ORANGE COUNTY REGISTER: Video-interrogation bill merits support

June 07, 2013


The state Senate's recent passage, 36-0, of a bill requiring videotaping of interrogations of minors accused of murder is a welcome measure in keeping with the highest ideals of the American justice system.

Our founders believed that it is better to let a guilty person go free than to convict someone who is innocent. Senate Bill 569 will help reduce chances of a wrongful conviction while making it easier for prosecutors to convict the guilty.

The bill's author, Ted Lieu , D-Torrance, is a longtime ally of law-enforcement unions. Yet he has been concerned by recent research by the University of Michigan showing that false confessions are the second-leading cause of wrongful convictions. This is an especially big problem among young people, who are particularly vulnerable during long police-interview sessions.

The California Innocence Project, which has done yeoman's work helping free people wrongly convicted of serious crimes, published an article about Brian Banks. When he was 17 years old, he was accused of raping a classmate. Authorities gave him the choice of pleading no-contest to rape and accepting a six-year term or facing a trial and a chance of spending the next four decades in the state penitentiary. This is a common tactic by prosecutors. He pled guilty and served five years in prison, then was exonerated by DNA evidence.

Requiring the recording of interrogations imposes no burden on law enforcement. They should be more than happy to conduct the public's business in a way that can sustain public scrutiny, and such a proposal can actually help them obtain convictions of those who are guilty of crimes.

Mr.
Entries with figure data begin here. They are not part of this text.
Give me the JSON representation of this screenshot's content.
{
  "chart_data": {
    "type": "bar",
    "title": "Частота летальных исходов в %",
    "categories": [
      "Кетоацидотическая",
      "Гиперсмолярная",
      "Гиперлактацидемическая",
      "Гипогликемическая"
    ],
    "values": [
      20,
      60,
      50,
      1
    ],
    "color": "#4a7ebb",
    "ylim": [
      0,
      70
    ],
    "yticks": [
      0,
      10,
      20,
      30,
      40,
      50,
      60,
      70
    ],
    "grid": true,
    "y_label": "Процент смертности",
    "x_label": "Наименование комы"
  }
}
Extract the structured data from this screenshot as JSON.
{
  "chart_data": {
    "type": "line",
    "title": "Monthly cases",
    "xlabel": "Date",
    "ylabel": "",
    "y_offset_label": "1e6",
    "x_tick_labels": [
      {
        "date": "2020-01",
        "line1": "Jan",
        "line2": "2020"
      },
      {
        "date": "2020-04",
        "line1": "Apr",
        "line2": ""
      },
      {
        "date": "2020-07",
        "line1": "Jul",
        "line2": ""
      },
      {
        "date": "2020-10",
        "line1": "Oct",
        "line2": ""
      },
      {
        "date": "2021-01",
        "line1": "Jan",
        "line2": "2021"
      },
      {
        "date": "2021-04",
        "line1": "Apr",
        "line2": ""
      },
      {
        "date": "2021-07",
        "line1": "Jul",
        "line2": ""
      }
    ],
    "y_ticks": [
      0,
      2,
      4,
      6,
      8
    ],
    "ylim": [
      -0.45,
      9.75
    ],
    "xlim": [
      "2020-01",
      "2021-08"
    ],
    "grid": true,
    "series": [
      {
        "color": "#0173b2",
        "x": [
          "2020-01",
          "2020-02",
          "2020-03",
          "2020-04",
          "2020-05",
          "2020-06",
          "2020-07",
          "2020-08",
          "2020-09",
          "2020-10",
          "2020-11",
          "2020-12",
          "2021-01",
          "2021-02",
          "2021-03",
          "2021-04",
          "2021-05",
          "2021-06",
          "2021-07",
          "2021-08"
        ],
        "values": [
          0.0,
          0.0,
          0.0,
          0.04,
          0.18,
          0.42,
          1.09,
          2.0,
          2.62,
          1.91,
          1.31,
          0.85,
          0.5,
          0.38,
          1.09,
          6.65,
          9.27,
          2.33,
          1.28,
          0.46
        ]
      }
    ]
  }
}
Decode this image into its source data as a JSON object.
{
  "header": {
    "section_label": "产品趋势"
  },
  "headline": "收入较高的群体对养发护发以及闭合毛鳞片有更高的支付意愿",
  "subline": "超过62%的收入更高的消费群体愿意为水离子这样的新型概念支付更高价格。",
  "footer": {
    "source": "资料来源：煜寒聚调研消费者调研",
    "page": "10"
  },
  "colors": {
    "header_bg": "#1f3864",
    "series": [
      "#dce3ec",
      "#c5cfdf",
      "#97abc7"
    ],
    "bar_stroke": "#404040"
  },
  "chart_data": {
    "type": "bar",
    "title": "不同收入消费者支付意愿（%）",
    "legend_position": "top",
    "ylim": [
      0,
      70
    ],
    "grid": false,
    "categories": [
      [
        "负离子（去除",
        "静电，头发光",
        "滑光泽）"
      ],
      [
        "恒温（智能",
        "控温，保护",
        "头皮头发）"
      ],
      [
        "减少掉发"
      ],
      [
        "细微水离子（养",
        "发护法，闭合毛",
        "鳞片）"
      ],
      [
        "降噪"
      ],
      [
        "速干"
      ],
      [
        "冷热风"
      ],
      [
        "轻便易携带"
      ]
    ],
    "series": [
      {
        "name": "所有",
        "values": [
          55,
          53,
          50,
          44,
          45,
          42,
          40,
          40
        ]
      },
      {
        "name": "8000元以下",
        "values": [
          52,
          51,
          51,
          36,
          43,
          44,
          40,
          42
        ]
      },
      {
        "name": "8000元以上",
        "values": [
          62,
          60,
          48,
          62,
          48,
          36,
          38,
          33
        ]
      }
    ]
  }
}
Lieu's fact sheet notes that SB569's reforms are part of a broader effort to "develop policies that enhance the fact-finding power of the criminal justice system through procedures designed to present the best quality of evidence possible in the courtroom." Mr. Lieu notes that this bill will also assure that the best-possible evidence is presented to courts and will help secure convictions.

In previous years, legitimate fear of violent crime has spawned law-and-order policies that make it increasingly tough for the wrongly accused to get their voices heard. It's hard to imagine a worse scenario than for someone to face decades in prison for a crime he didn't commit. Granted, many of the guilty claim otherwise – and we understand that the jobs of police and prosecutors are not always easy on this score.

As Mr. Lieu's office notes, DNA technology has helped exonerate more than 200 people in the U.S. This reminds us that mistakes happen, and that it's wise, just and in keeping with the nature of our society to take every step to ensure that only the guilty are convicted. His bill takes a step in that important direction.